HM Treasury in its June 2022 consultation response notes that relevant legislation will need to be amended so that all promotions of BNPL and short term interest free credit agreements fall within the financial promotions regime. In practice, this means merchants will be required to obtain approval for promotions of BNPL products from an authorised person (which could, but does not have to, be their BNPL lender partner).
What developments are still to come?
The FSMA (Financial Promotion) Order 2005 (FPO) includes a number of exemptions which enable an unauthorised firm to communicate a financial promotion, without the approval of an authorised firm, in certain circumstances and subject to certain conditions. Some commonly used exemptions in the FPO are those enabling promotions to ‘high net worth individuals’ (Article 48 of the FPO), self certified ‘sophisticated’ (Article 50A of the FPO) and certified ‘sophisticated’ (Article 50 of the FPO) investors. The government consulted on changes to these exemptions, in particular concerning financial thresholds and consumers’ ability to self-certify as one of those investor types, in December 2021 but it has not yet published a response.
HM Treasury has indicated that it intends to introduce legislation that will bring the promotions of certain ‘qualifying cryptoassets’ into the financial promotions regime. The final scope of cryptoassets that will be covered by these changes will be determined by the Treasury and set out in the FPO. The FCA has indicated in PS22/10 that, if brought within scope, qualifying cryptoassets will be categorised as RMMIs.
The FCA is proposing within CP22/20 (Sustainability Disclosure Requirements (SDR) and investment labels) a general ‘anti greenwashing’ rule that would apply to all FCA regulated firms. This proposal is intended to affirm existing requirements with a view to ensuring that sustainability-related claims, in the context of naming and marketing financial products, are clear, fair and not misleading. The rule would also require that firms ensure that such claims are consistent with the sustainability profile of the product or service, i.e. proportionate and not exaggerated. Although firms should already be making sure promotions are clear, fair and not misleading under provisions such as FCA Principle 7 and COBS 4.2.1, the FCA considers it necessary to add a specific rule to the Environmental Social and Governance (ESG) Sourcebook to link this standard directly to sustainability claims.

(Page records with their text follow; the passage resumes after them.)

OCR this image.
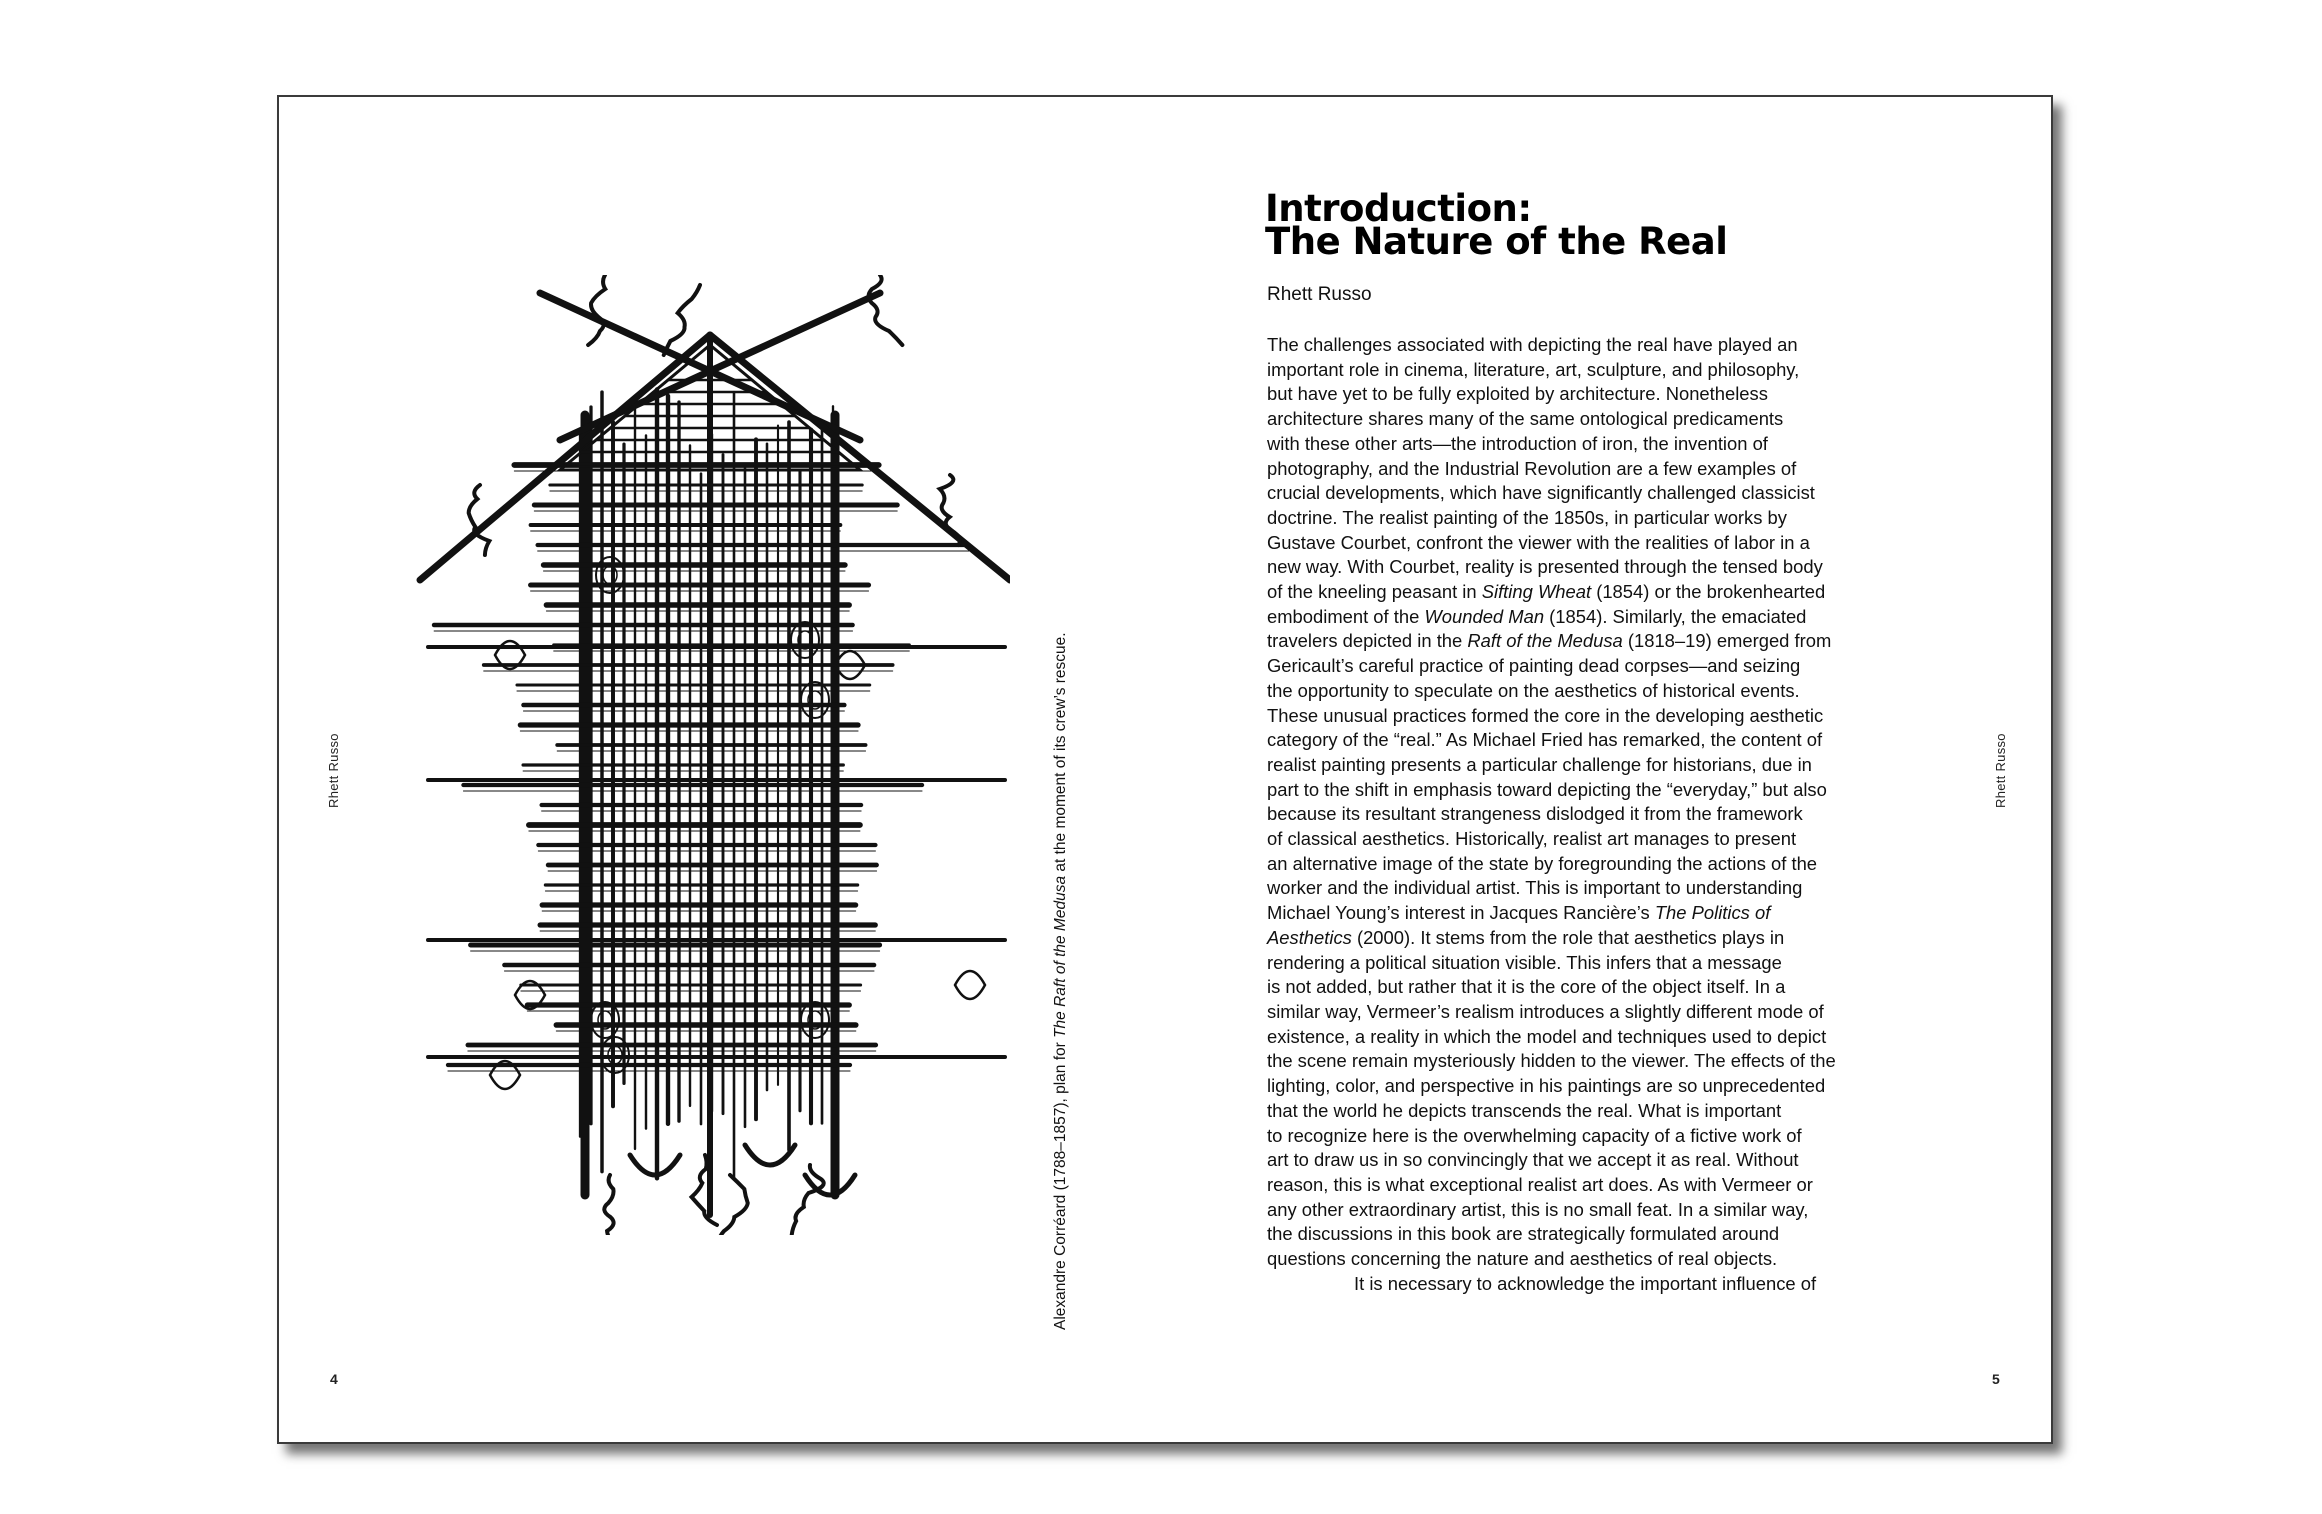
Rhett Russo
4
Alexandre Corréard (1788–1857), plan for The Raft of the Medusa at the moment of its crew’s rescue.
Introduction:
The Nature of the Real
Rhett Russo
The challenges associated with depicting the real have played an
important role in cinema, literature, art, sculpture, and philosophy,
but have yet to be fully exploited by architecture. Nonetheless
architecture shares many of the same ontological predicaments
with these other arts—the introduction of iron, the invention of
photography, and the Industrial Revolution are a few examples of
crucial developments, which have significantly challenged classicist
doctrine. The realist painting of the 1850s, in particular works by
Gustave Courbet, confront the viewer with the realities of labor in a
new way. With Courbet, reality is presented through the tensed body
of the kneeling peasant in Sifting Wheat (1854) or the brokenhearted
embodiment of the Wounded Man (1854). Similarly, the emaciated
travelers depicted in the Raft of the Medusa (1818–19) emerged from
Gericault’s careful practice of painting dead corpses—and seizing
the opportunity to speculate on the aesthetics of historical events.
These unusual practices formed the core in the developing aesthetic
category of the “real.” As Michael Fried has remarked, the content of
realist painting presents a particular challenge for historians, due in
part to the shift in emphasis toward depicting the “everyday,” but also
because its resultant strangeness dislodged it from the framework
of classical aesthetics. Historically, realist art manages to present
an alternative image of the state by foregrounding the actions of the
worker and the individual artist. This is important to understanding
Michael Young’s interest in Jacques Rancière’s The Politics of
Aesthetics (2000). It stems from the role that aesthetics plays in
rendering a political situation visible. This infers that a message
is not added, but rather that it is the core of the object itself. In a
similar way, Vermeer’s realism introduces a slightly different mode of
existence, a reality in which the model and techniques used to depict
the scene remain mysteriously hidden to the viewer. The effects of the
lighting, color, and perspective in his paintings are so unprecedented
that the world he depicts transcends the real. What is important
to recognize here is the overwhelming capacity of a fictive work of
art to draw us in so convincingly that we accept it as real. Without
reason, this is what exceptional realist art does. As with Vermeer or
any other extraordinary artist, this is no small feat. In a similar way,
the discussions in this book are strategically formulated around
questions concerning the nature and aesthetics of real objects.
It is necessary to acknowledge the important influence of
Rhett Russo
5
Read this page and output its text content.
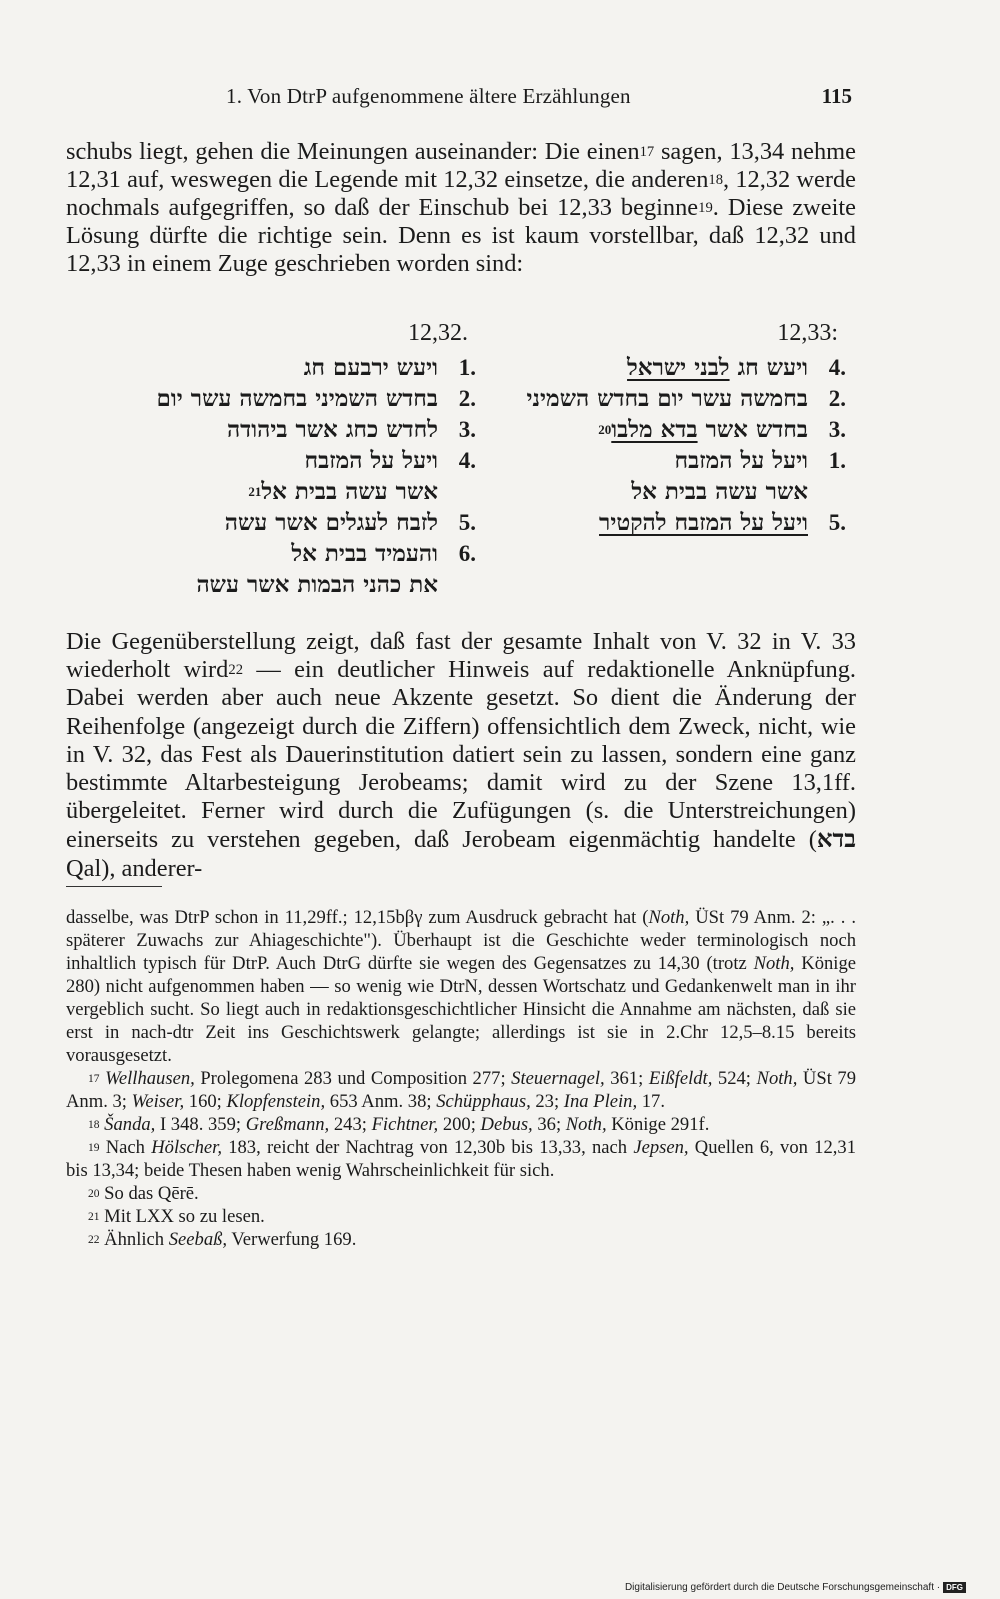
1. Von DtrP aufgenommene ältere Erzählungen	115

schubs liegt, gehen die Meinungen auseinander: Die einen$^{17}$ sagen, 13,34 nehme 12,31 auf, weswegen die Legende mit 12,32 einsetze, die anderen$^{18}$, 12,32 werde nochmals aufgegriffen, so daß der Einschub bei 12,33 beginne$^{19}$. Diese zweite Lösung dürfte die richtige sein. Denn es ist kaum vorstellbar, daß 12,32 und 12,33 in einem Zuge geschrieben worden sind:

12,32.
1.
ויעש ירבעם חג
2.
בחדש השמיני בחמשה עשר יום
3.
לחדש כחג אשר ביהודה
4.
ויעל על המזבח
אשר עשה בבית אל$^{21}$
5.
לזבח לעגלים אשר עשה
6.
והעמיד בבית אל
את כהני הבמות אשר עשה
12,33:
4.
ויעש חג לבני ישראל
2.
בחמשה עשר יום בחדש השמיני
3.
בחדש אשר בדא מלבו$^{20}$
1.
ויעל על המזבח
אשר עשה בבית אל
5.
ויעל על המזבח להקטיר

Die Gegenüberstellung zeigt, daß fast der gesamte Inhalt von V. 32 in V. 33 wiederholt wird$^{22}$ — ein deutlicher Hinweis auf redaktionelle Anknüpfung. Dabei werden aber auch neue Akzente gesetzt. So dient die Änderung der Reihenfolge (angezeigt durch die Ziffern) offensichtlich dem Zweck, nicht, wie in V. 32, das Fest als Dauerinstitution datiert sein zu lassen, sondern eine ganz bestimmte Altarbesteigung Jerobeams; damit wird zu der Szene 13,1ff. übergeleitet. Ferner wird durch die Zufügungen (s. die Unterstreichungen) einerseits zu verstehen gegeben, daß Jerobeam eigenmächtig handelte (בדא Qal), anderer-

dasselbe, was DtrP schon in 11,29ff.; 12,15bβγ zum Ausdruck gebracht hat (Noth, ÜSt 79 Anm. 2: „. . . späterer Zuwachs zur Ahiageschichte"). Überhaupt ist die Geschichte weder terminologisch noch inhaltlich typisch für DtrP. Auch DtrG dürfte sie wegen des Gegensatzes zu 14,30 (trotz Noth, Könige 280) nicht aufgenommen haben — so wenig wie DtrN, dessen Wortschatz und Gedankenwelt man in ihr vergeblich sucht. So liegt auch in redaktionsgeschichtlicher Hinsicht die Annahme am nächsten, daß sie erst in nach-dtr Zeit ins Geschichtswerk gelangte; allerdings ist sie in 2.Chr 12,5–8.15 bereits vorausgesetzt.

$^{17}$ Wellhausen, Prolegomena 283 und Composition 277; Steuernagel, 361; Eißfeldt, 524; Noth, ÜSt 79 Anm. 3; Weiser, 160; Klopfenstein, 653 Anm. 38; Schüpphaus, 23; Ina Plein, 17.

$^{18}$ Šanda, I 348. 359; Greßmann, 243; Fichtner, 200; Debus, 36; Noth, Könige 291f.

$^{19}$ Nach Hölscher, 183, reicht der Nachtrag von 12,30b bis 13,33, nach Jepsen, Quellen 6, von 12,31 bis 13,34; beide Thesen haben wenig Wahrscheinlichkeit für sich.

$^{20}$ So das Qērē.

$^{21}$ Mit LXX so zu lesen.

$^{22}$ Ähnlich Seebaß, Verwerfung 169.

Digitalisierung gefördert durch die Deutsche Forschungsgemeinschaft · DFG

Long-term asset funds (LTAF) – retail distribution
LTAF are currently classed as NMPIs, which under the classification set out in PS22/10 would make them NMMIs. In August 2022 the FCA consulted on broadening retail access to LTAFs by re-classifying them as RMMIs and making them subject to specific risk warning and risk summary requirements. A final policy statement and rules are expected to be published by the FCA in early 2023.